Monday night’s meeting really is a crunch moment for the DUP.
That’s because the DUP doesn’t really have crunch meetings as such. Big policy decisions are made at officer level, along with input from other key players and representative groups and then nodded through by the party executive. That process has worked reasonably well for most of the party’s history—even though there were a few blips during the bumpy leadership journey from Foster to Donaldson a couple of years ago.
And that history has included many moments of surprising flexibility: 1998, when it decided to forget about destroying the GFA and, instead, make plans for ‘a fair deal, a better deal’; 1999, when it agreed to join the executive (before the IRA had decommissioned), even though it chose to sit outside rather than inside the actual meetings; 2006, when it had discussions with SF at St Andrews and laid the foundations for a bespoke ‘ourselves together’ arrangement; and 2007, when it did the Paisley/McGuinness deal and lost Jim Allister and a handful of minor figures as members.

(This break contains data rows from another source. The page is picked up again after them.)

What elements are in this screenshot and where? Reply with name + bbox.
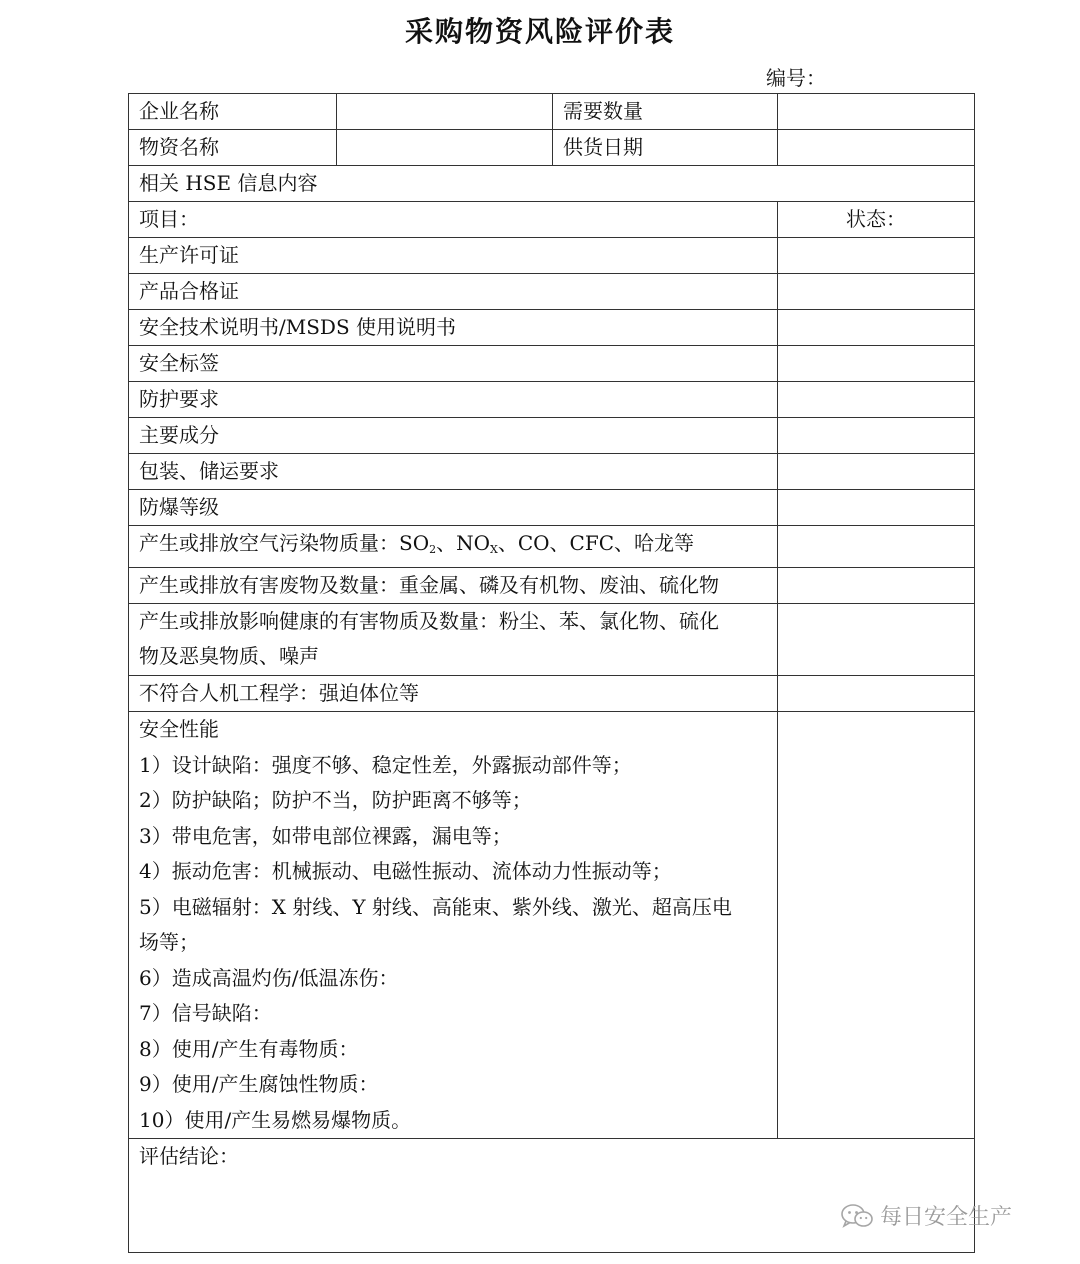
material-name-field[interactable] <box>337 130 553 166</box>
safety-performance-line: 6）造成高温灼伤/低温冻伤： <box>139 965 399 990</box>
company-name-label: 企业名称 <box>129 94 337 130</box>
item-status-field[interactable] <box>778 454 975 490</box>
serial-number-label: 编号： <box>766 66 826 90</box>
safety-performance-line: 5）电磁辐射：X 射线、Y 射线、高能束、紫外线、激光、超高压电 <box>139 894 732 919</box>
hse-info-label: 相关 HSE 信息内容 <box>129 166 975 202</box>
item-status-field[interactable] <box>778 568 975 604</box>
risk-evaluation-table <box>128 93 975 1253</box>
item-status-field[interactable] <box>778 490 975 526</box>
item-status-field[interactable] <box>778 310 975 346</box>
safety-performance-line: 1）设计缺陷：强度不够、稳定性差，外露振动部件等； <box>139 752 632 777</box>
watermark <box>840 1200 1012 1231</box>
safety-performance-line: 10）使用/产生易燃易爆物质。 <box>139 1107 412 1132</box>
safety-performance-line: 8）使用/产生有毒物质： <box>139 1036 359 1061</box>
safety-performance-line: 7）信号缺陷： <box>139 1001 272 1025</box>
item-status-field[interactable] <box>778 238 975 274</box>
item-status-field[interactable] <box>778 382 975 418</box>
conclusion-cell[interactable] <box>129 1139 975 1253</box>
item-label: 主要成分 <box>129 418 778 454</box>
item-status-field[interactable] <box>778 676 975 712</box>
material-name-label: 物资名称 <box>129 130 337 166</box>
safety-performance-line: 3）带电危害，如带电部位裸露，漏电等； <box>139 823 512 848</box>
item-label: 安全标签 <box>129 346 778 382</box>
supply-date-label: 供货日期 <box>553 130 778 166</box>
safety-performance-heading: 安全性能 <box>139 717 219 741</box>
health-hazard-line: 产生或排放影响健康的有害物质及数量：粉尘、苯、氯化物、硫化 <box>139 609 719 633</box>
item-label: 不符合人机工程学：强迫体位等 <box>129 676 778 712</box>
item-label: 包装、储运要求 <box>129 454 778 490</box>
document-title: 采购物资风险评价表 <box>404 15 675 48</box>
wechat-icon <box>840 1203 874 1229</box>
air-pollution-prefix: 产生或排放空气污染物质量：SO <box>139 531 430 555</box>
company-name-field[interactable] <box>337 94 553 130</box>
conclusion-label: 评估结论： <box>139 1144 239 1168</box>
air-pollution-label <box>129 526 778 568</box>
supply-date-field[interactable] <box>778 130 975 166</box>
air-pollution-suffix: 、CO、CFC、哈龙等 <box>497 531 695 555</box>
item-label: 产生或排放有害废物及数量：重金属、磷及有机物、废油、硫化物 <box>129 568 778 604</box>
safety-performance-status-field[interactable] <box>778 712 975 1139</box>
watermark-text: 每日安全生产 <box>880 1205 1013 1230</box>
safety-performance-line: 2）防护缺陷；防护不当，防护距离不够等； <box>139 788 532 812</box>
required-quantity-label: 需要数量 <box>553 94 778 130</box>
item-status-field[interactable] <box>778 274 975 310</box>
item-label: 生产许可证 <box>129 238 778 274</box>
item-label: 产品合格证 <box>129 274 778 310</box>
item-column-header: 项目： <box>129 202 778 238</box>
safety-performance-line: 9）使用/产生腐蚀性物质： <box>139 1072 379 1096</box>
health-hazard-line: 物及恶臭物质、噪声 <box>139 644 319 668</box>
item-label: 防护要求 <box>129 382 778 418</box>
item-status-field[interactable] <box>778 346 975 382</box>
safety-performance-line: 4）振动危害：机械振动、电磁性振动、流体动力性振动等； <box>139 859 672 883</box>
health-hazard-label <box>129 604 778 676</box>
safety-performance-block <box>129 712 778 1139</box>
item-status-field[interactable] <box>778 526 975 568</box>
so2-subscript: 2 <box>429 543 437 556</box>
required-quantity-field[interactable] <box>778 94 975 130</box>
item-status-field[interactable] <box>778 418 975 454</box>
status-column-header: 状态： <box>778 202 975 238</box>
air-pollution-mid: 、NO <box>436 531 491 555</box>
item-status-field[interactable] <box>778 604 975 676</box>
item-label: 安全技术说明书/MSDS 使用说明书 <box>129 310 778 346</box>
nox-subscript: X <box>490 543 498 556</box>
item-label: 防爆等级 <box>129 490 778 526</box>
safety-performance-line: 场等； <box>139 930 199 954</box>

The meeting will probably include a fair few mentions of surrender, sellout, rollover, U-turn, betrayal, Lundyism and, for good measure, Vichy. Indeed, they’ve already been heard quite a few times since the email summoning the party executive was leaked on Friday evening. I say leaked but, let’s be honest, everybody and his wife knew it would be ‘out there’ within minutes of the send button being hit. It may even suit the interests of Donaldson’s supporters, allowing them to point the finger at those who are ‘deliberately’ trying to damage the party by undermining internal processes and playing into the hands of its enemies.
What Donaldson will remind the meeting is that people without an electoral mandate don’t have big decisions to make. Those with a very small mandate are rarely in the room when big decisions have to be made, either. So, they have the luxury of being permanently never-bending purists. But those with a mandate, those in the room when the decisions have to be made, are obliged to deal with reality and the consequences of their decisions. A series of court rulings has made life difficult for the DUP and for unionism generally. A series of parliamentary majorities—some whopping—have made life difficult, too.

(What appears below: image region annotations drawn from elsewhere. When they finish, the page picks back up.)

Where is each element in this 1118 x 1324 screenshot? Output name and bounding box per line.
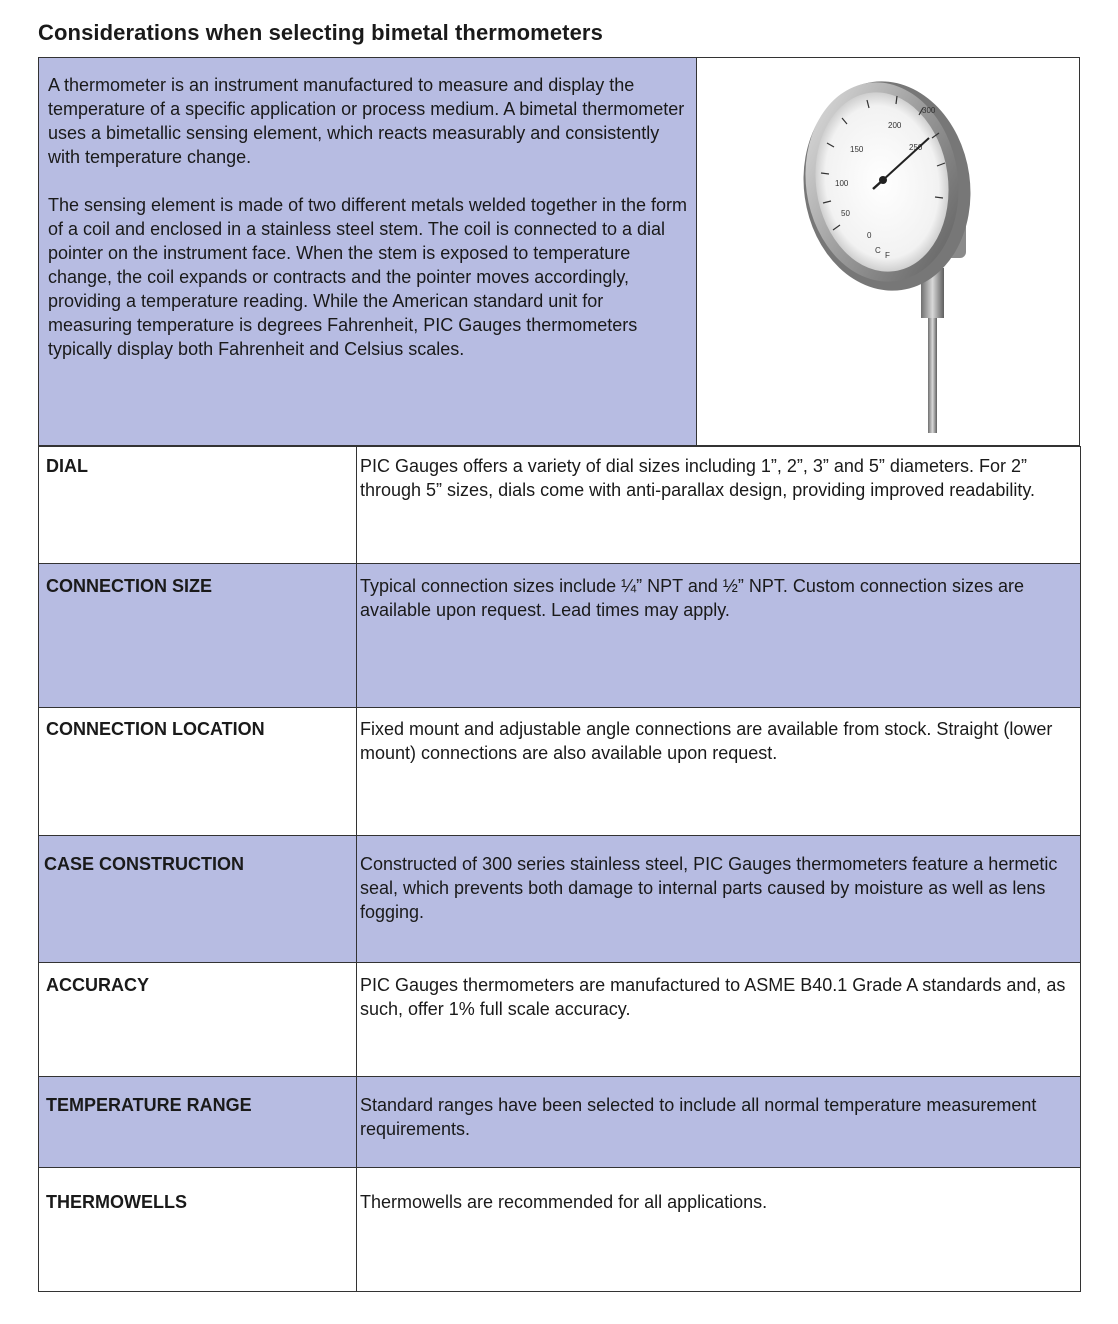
dial-label: 200 [888,121,902,130]
row-label: THERMOWELLS [39,1168,357,1292]
dial-label: 0 [867,231,872,240]
row-description: Standard ranges have been selected to include all normal temperature measurement requirements. [357,1077,1081,1168]
row-label: CONNECTION LOCATION [39,708,357,836]
dial-label: 300 [922,106,936,115]
row-description: Fixed mount and adjustable angle connections are available from stock. Straight (lower mount) connections are also available upon request. [357,708,1081,836]
dial-label: F [885,251,890,260]
intro-paragraph: The sensing element is made of two different metals welded together in the form of a coil and enclosed in a stainless steel stem. The coil is connected to a dial pointer on the instrument face. When the stem is exposed to temperature change, the coil expands or contracts and the pointer moves accordingly, providing a temperature reading. While the American standard unit for measuring temperature is degrees Fahrenheit, PIC Gauges thermometers typically display both Fahrenheit and Celsius scales. [48,195,688,359]
dial-label: 150 [850,145,864,154]
intro-paragraph: A thermometer is an instrument manufactured to measure and display the temperature of a specific application or process medium. A bimetal thermometer uses a bimetallic sensing element, which reacts measurably and consistently with temperature change. [48,75,685,167]
intro-text [39,58,697,445]
page-title: Considerations when selecting bimetal thermometers [38,20,603,45]
table-row [39,836,1081,963]
intro-panel [38,57,1080,446]
row-label: CASE CONSTRUCTION [39,836,357,963]
table-row [39,564,1081,708]
row-label: TEMPERATURE RANGE [39,1077,357,1168]
bimetal-thermometer-photo [697,58,1079,445]
thermometer-image [697,58,1079,445]
dial-pivot [879,176,887,184]
table-row [39,1168,1081,1292]
table-row [39,708,1081,836]
dial-label: 250 [909,143,923,152]
row-description: PIC Gauges thermometers are manufactured to ASME B40.1 Grade A standards and, as such, offer 1% full scale accuracy. [357,963,1081,1077]
table-row [39,447,1081,564]
table-row [39,963,1081,1077]
row-description: Constructed of 300 series stainless steel, PIC Gauges thermometers feature a hermetic seal, which prevents both damage to internal parts caused by moisture as well as lens fogging. [357,836,1081,963]
row-label: ACCURACY [39,963,357,1077]
dial-label: 100 [835,179,849,188]
table-row [39,1077,1081,1168]
row-description: PIC Gauges offers a variety of dial sizes including 1”, 2”, 3” and 5” diameters. For 2” through 5” sizes, dials come with anti-parallax design, providing improved readability. [357,447,1081,564]
stem [928,313,937,433]
row-description: Thermowells are recommended for all applications. [357,1168,1081,1292]
spec-table [38,446,1081,1292]
dial-label: 50 [841,209,850,218]
row-label: DIAL [39,447,357,564]
dial-label: C [875,246,881,255]
row-description: Typical connection sizes include ¼” NPT and ½” NPT. Custom connection sizes are available upon request. Lead times may apply. [357,564,1081,708]
row-label: CONNECTION SIZE [39,564,357,708]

All of which means that the DUP officers (and I’m presuming Donaldson has the majority on his side already and may even have put his decision to their vote before the meeting) and executive have to decide whether to make decisions within the parameters of the present realities or reject what’s on offer from the government. Either of those decisions brings profound consequences for the party, but a decision is now unavoidable.
Donaldson doesn’t actually need the approval of the executive (the DUP is a top-down one in terms of policy decisions), but maybe he’ll want to thrash out the realities with his internal opponents. Challenge them, for instance, to set out what they would do that he hasn’t done, or how they would change the minds of those at Westminster and EU levels who haven’t shown any great willingness to back the DUP.
Having watched Donaldson’s speech in the House of Commons last Wednesday, as well as reading the full text a couple of times, it was hard to avoid the whiff of endgame about it. Although whether it was endgame for the DUP boycott, for devolution entirely, or even for Donaldson’s leadership was harder to tell. Perhaps, just perhaps, he thought it might well be his last parliamentary speech as DUP leader and the first step on the path to retirement as Lagan Valley MP.
Whatever happens on Monday night for the DUP will be important—even if it fluffs it all and provides us with another damp squib. It has to be endgame for one side or the other.